Greater MSA outreach both within the Muslim community and the greater Claremont community was touted as an important goal for the Eid celebration and for the year ahead. Swidan recalled his involvement in the organization two years earlier. 

“MSA was really active then,” he said. “We had the Hijabi monologues, we had the Eid celebration, we had different events going on. And I thought that all these events throughout the semester really did bring people together and that’s what I’d like to see this year.”

However, Swidan also pointed out a deliberate difference between this year’s Eid and the event two years ago. While the 2012 Eid attracted a large crowd with an Afghan band, this year’s celebration was less focused on entertainment.

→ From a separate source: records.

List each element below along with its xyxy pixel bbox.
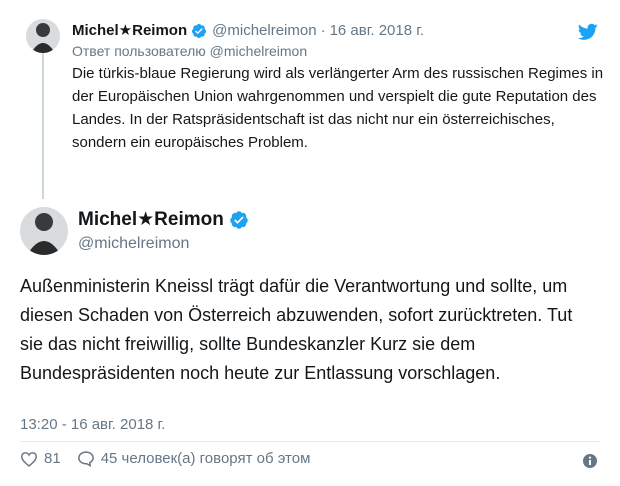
verified-badge-icon [230,211,248,229]
divider [20,441,600,442]
reply-button[interactable]: 45 человек(а) говорят об этом [77,450,311,467]
info-icon[interactable] [582,453,598,469]
reply-count: 45 человек(а) говорят об этом [100,450,311,467]
comment-bubble-icon [77,451,94,467]
author-name[interactable]: Michel★Reimon [78,207,224,233]
main-tweet-text: Außenministerin Kneissl trägt dafür die … [20,276,573,383]
twitter-bird-icon[interactable] [578,23,598,41]
main-tweet-header: Michel★Reimon @michelreimon [78,207,249,255]
like-count: 81 [44,450,61,467]
heart-icon [20,451,38,467]
separator: · [320,22,326,39]
parent-tweet-text: Die türkis-blaue Regierung wird als verl… [72,65,604,151]
thread-connector-line [42,52,44,199]
like-button[interactable]: 81 [20,450,61,467]
tweet-date[interactable]: 16 авг. 2018 г. [330,21,424,41]
verified-badge-icon [192,24,207,38]
parent-tweet-header: Michel★Reimon @michelreimon · 16 авг. 20… [72,21,606,41]
parent-tweet[interactable]: Michel★Reimon @michelreimon · 16 авг. 20… [72,21,606,154]
avatar[interactable] [20,207,68,255]
author-handle[interactable]: @michelreimon [78,233,249,255]
tweet-actions: 81 45 человек(а) говорят об этом [20,450,326,467]
author-name[interactable]: Michel★Reimon [72,21,187,41]
author-handle[interactable]: @michelreimon [212,21,316,41]
reply-context[interactable]: Ответ пользователю @michelreimon [72,42,606,61]
tweet-timestamp[interactable]: 13:20 - 16 авг. 2018 г. [20,416,165,433]
avatar[interactable] [26,19,60,53]
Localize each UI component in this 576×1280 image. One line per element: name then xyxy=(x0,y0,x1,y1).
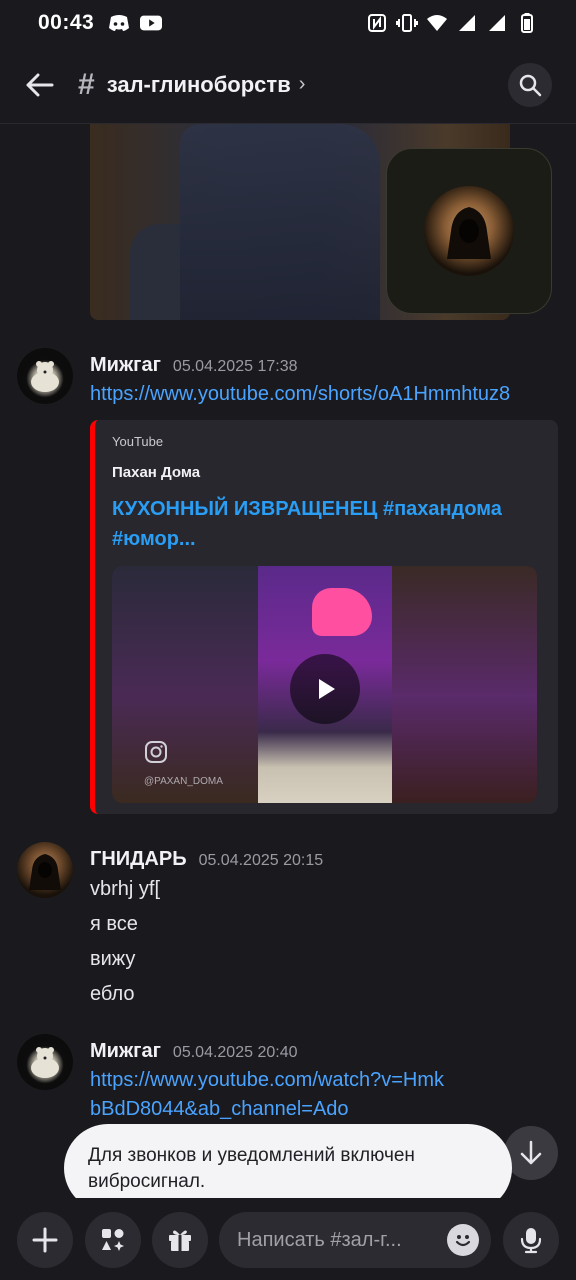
play-icon xyxy=(319,679,335,699)
emoji-button[interactable] xyxy=(447,1224,479,1256)
message-input-wrapper[interactable] xyxy=(219,1212,491,1268)
plus-icon xyxy=(32,1227,58,1253)
nfc-icon xyxy=(366,12,388,34)
gift-icon xyxy=(169,1230,191,1251)
apps-icon xyxy=(102,1229,124,1251)
instagram-icon xyxy=(144,740,168,769)
back-button[interactable] xyxy=(20,65,60,105)
status-time: 00:43 xyxy=(38,11,95,34)
hash-icon: # xyxy=(78,67,95,101)
timestamp: 05.04.2025 17:38 xyxy=(172,358,298,375)
avatar[interactable] xyxy=(17,842,73,898)
chevron-right-icon[interactable]: › xyxy=(299,73,306,96)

“We’re really trying to foster a sense of community among Muslims on campus and to do that, we don’t really need entertainment. All we need is just good people, good food and good conversation, and that’s what Friday night was,” Swidan said.

Comparing this year’s Eid festivities to those in years past, Hamdy admitted to missing her family’s holiday tradition of morning prayers followed by breakfast at IHOP. Still, she said that the MSA celebration was a worthy stand-in.

“The Middle Eastern food beats IHOP any day,” Hamdy said.